BREAKING: Family of young, elite scholar who leaps from plane now blaming prescription meds after garbled message

“Alana had everything to live for, nothing to die for, and we don’t think for a moment she deliberately took her own life”

The family of a Cambridge University student who died after opening the door to a small plane mid-flight is calling for an investigation, as they reportedly believe she had an adverse reaction to some type of drug prior to her fall from the small aircraft, which appears to have been intentional.

As CrimeOnline previously reported, 19-year-old Alana Cutland had been on a planned six-week research trip to Madagascar, reportedly to study a rare species of crab, that she abruptly cut short roughly two weeks into the trip. Her parents reportedly rented a plane to take her to an international airport where she would then travel back to the UK. But just minutes after takeoff, Cutland opened the door to the small aircraft and eventually leapt out, despite a passenger and the pilot’s desperate efforts to keep her inside the plane.

Cutland’s uncle Lester Riley told the Daily Mail that Cutland’s parents became concerned about her health and well-being during a phone call two days before her death.

“She had taken ill after being there for a few days and when she spoke to her mother on the phone two days before the accident she was mumbling and sounded pretty incoherent. ” Riley reportedly said.

“We think she had suffered a severe reaction to some drugs but not anti-malaria ones because she had taken those on her trip last year to China without any side effects.”

According to the Sun, an unnamed friend of the young woman said that she called her mother just before the plane took off, and mumbled the words, “me, plane, home.”

“Her last phone call to her mum wasn’t like her at all. It didn’t make sense,” the friend told the Sun. “She wasn’t in the right frame of mind and it was unlike any normal conversation she would have had.”

The Guardian reports that authorities in Madagascar are investigating the possibility that Cutland had a bad reaction to some type of medication.

According to the report, the student had experienced multiple panic attacks while she was in the island country, which is off the eastern coast of southern Africa. The report also indicates that Cutland was set to receive a medial evaluation before she boarded a flight back to the UK.

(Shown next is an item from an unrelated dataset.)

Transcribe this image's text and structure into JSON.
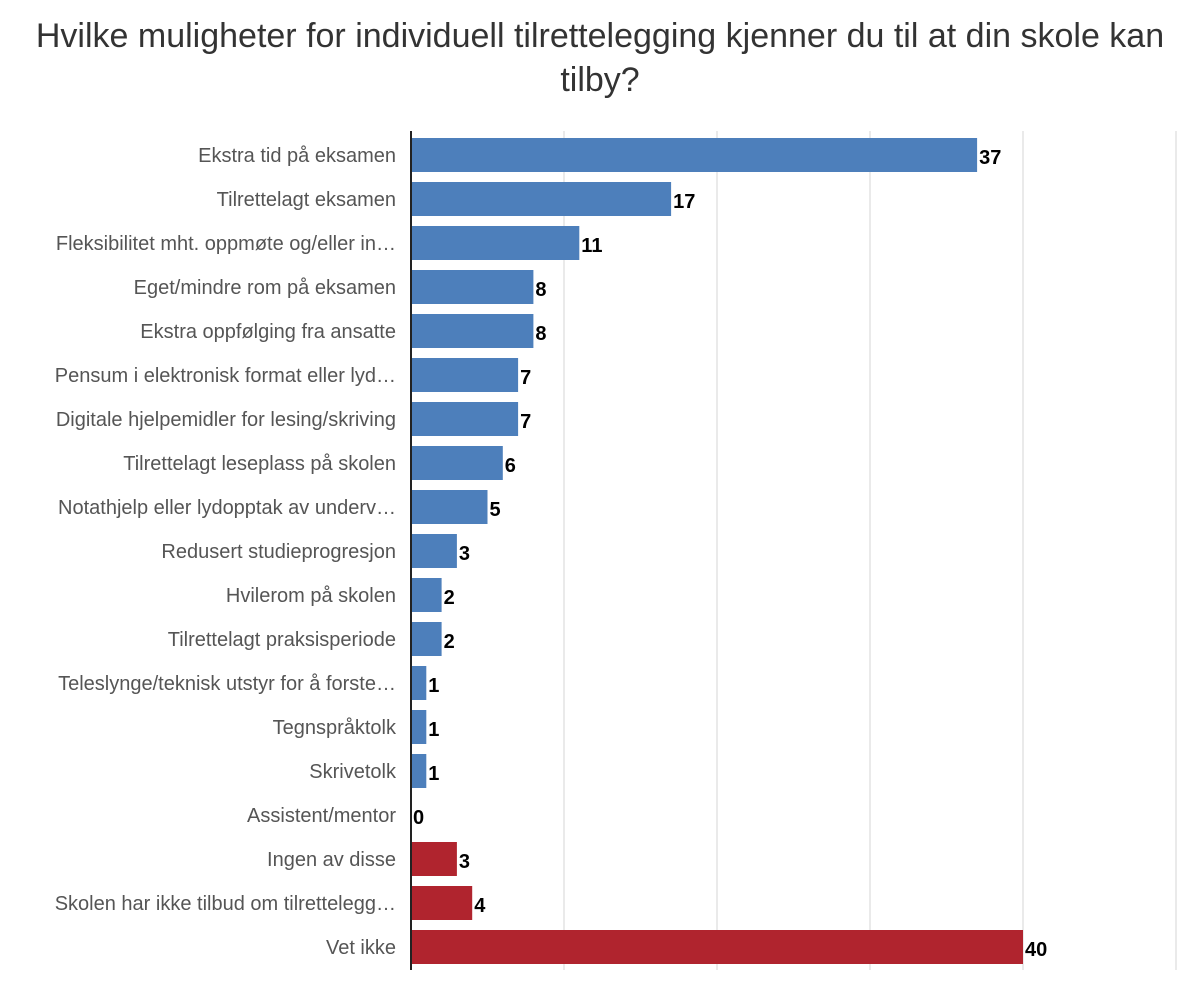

Mahefa Tahina Rantoanina, the plane’s pilot, reportedly told the Sun that Cutland had a headache when she boarded the plane, and remained completely silent as the desperate passenger and the pilot tried to keep her from falling out after she opened the door.

“But for the whole time Alana did not say a word – she just struggled with us,” Rantoanina told the Sun. “I have no idea why she opened the door but she did. She opened the door and she jumped. The door did not open itself.”

Cutland’s uncle told the Daily Mail that the family does not believe Cutland would have willingly taken her own life.

“What happened, the family believe, was a tragic accident, not a suicide, and we are utterly heartbroken. Alana had everything to live for, nothing to die for, and we don’t think for a moment she deliberately took her own life,” Riley reportedly said.

“She was hallucinating, she was unwell, something had made her ill, it must have been a reaction to medication.”